The world famous Prevuze squad is seeking a "Canadian Angel" to join the team and help us continue bringing day-ahead postings to DOOL fanatics worldwide. Ideally, the candidate will already be recording episodes to her computer. Must have broadband. Minimal work required on your part. The position pays a six-figure salary: $000,000.00 (Canadian, of course). In addition to this disgustingly low pay package, we offer a complimentary benefits package consisting of... uh... we're working on the benefits package. Contact Prevuze at: firstname.lastname@example.org for further details.

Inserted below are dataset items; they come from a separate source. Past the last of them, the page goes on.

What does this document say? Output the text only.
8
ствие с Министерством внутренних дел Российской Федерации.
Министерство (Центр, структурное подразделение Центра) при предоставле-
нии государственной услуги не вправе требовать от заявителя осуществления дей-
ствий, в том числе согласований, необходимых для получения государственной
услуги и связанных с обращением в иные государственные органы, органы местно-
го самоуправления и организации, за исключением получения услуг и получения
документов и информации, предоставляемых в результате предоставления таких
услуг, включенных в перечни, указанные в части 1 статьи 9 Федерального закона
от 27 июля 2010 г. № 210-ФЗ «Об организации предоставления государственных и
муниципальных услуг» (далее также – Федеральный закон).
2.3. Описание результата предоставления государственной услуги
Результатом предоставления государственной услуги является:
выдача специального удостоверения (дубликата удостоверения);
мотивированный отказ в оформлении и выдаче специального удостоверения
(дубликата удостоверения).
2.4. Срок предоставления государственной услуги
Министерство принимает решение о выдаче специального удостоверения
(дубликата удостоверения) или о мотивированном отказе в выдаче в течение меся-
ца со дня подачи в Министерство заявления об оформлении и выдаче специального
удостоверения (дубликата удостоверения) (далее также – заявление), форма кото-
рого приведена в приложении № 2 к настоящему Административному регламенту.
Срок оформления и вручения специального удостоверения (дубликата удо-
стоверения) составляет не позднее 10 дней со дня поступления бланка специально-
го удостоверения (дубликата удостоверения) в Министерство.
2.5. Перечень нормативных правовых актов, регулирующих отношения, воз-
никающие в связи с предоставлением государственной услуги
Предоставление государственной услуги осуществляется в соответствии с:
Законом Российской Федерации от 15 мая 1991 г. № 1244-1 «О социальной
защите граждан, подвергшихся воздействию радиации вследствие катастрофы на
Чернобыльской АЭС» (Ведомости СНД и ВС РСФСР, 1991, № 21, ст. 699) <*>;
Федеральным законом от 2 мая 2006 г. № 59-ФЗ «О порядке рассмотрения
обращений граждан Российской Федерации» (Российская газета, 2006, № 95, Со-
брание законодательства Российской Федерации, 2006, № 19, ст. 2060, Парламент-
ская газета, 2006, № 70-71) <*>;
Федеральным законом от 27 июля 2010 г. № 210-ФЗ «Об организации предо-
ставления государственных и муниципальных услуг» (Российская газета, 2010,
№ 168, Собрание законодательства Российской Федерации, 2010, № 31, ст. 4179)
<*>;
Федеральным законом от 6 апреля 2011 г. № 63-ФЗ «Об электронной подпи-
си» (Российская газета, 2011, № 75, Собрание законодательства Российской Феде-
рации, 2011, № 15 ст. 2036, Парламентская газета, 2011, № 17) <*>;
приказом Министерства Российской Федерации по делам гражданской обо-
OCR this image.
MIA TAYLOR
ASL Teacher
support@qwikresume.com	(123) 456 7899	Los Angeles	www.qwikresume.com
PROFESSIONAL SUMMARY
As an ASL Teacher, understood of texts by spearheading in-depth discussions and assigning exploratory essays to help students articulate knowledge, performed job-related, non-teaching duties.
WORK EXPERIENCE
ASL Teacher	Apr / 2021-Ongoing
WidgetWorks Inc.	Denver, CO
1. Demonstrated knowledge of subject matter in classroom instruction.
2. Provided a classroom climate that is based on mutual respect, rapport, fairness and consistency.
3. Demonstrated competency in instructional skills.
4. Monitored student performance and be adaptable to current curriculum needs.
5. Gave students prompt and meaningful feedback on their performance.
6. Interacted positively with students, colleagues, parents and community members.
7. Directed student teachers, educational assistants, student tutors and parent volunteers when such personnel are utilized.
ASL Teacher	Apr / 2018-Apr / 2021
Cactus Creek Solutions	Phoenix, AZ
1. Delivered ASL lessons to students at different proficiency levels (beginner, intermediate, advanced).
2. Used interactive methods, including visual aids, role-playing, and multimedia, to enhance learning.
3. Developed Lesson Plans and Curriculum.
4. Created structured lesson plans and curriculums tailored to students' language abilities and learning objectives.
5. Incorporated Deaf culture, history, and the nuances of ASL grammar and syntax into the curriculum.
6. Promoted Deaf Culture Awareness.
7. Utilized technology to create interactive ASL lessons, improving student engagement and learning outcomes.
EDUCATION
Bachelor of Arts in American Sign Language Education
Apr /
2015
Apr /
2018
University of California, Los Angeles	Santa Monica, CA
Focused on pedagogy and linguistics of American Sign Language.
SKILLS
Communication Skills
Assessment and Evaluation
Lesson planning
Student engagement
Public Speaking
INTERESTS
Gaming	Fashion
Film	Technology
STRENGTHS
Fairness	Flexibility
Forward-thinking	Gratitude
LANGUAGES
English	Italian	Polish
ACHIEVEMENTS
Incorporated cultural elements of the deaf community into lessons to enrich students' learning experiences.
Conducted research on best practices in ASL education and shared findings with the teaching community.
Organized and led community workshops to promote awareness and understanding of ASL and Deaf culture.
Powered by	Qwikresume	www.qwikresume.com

Salem Hospital is seeking an Occupational Therapist Trainee in its Child Development Center. No experience or training required, however, a minimal level of intelligence and no sense of compassion would be helpful. Since you will be working with a bunch of little snots and brats, experience being a snot or brat is also desirable. After your day of training you will become a fully qualified Occupational Therapist and promotion to department head will be imminent.
The Salem Police Department is seeing members for its upcoming "2009 Shawn Brady Recruit Class." No initiative, drive or sense of responsibility required. Candidates showing the least sign of intelligence will be rejected. Must be able to deliver a cup of coffee to an SPD officer without spilling it, despite knuckles dragging on floor. After an extensive week of training, you will be promoted to Police Officer and must commit to working a maximum of one hour per week. Contact Salem Police Department at the Dumbin' Donuts Annex downtown.
The law firm of Horton and DiMera is seeking an attorney. Candidates with any sense of ethics need not apply. Must have transportation — personal ambulance preferred. Submit resume with history of cases tried to M. Horton or E. DiMera. Candidates showing chronic or habitual history of winning cases will not be considered.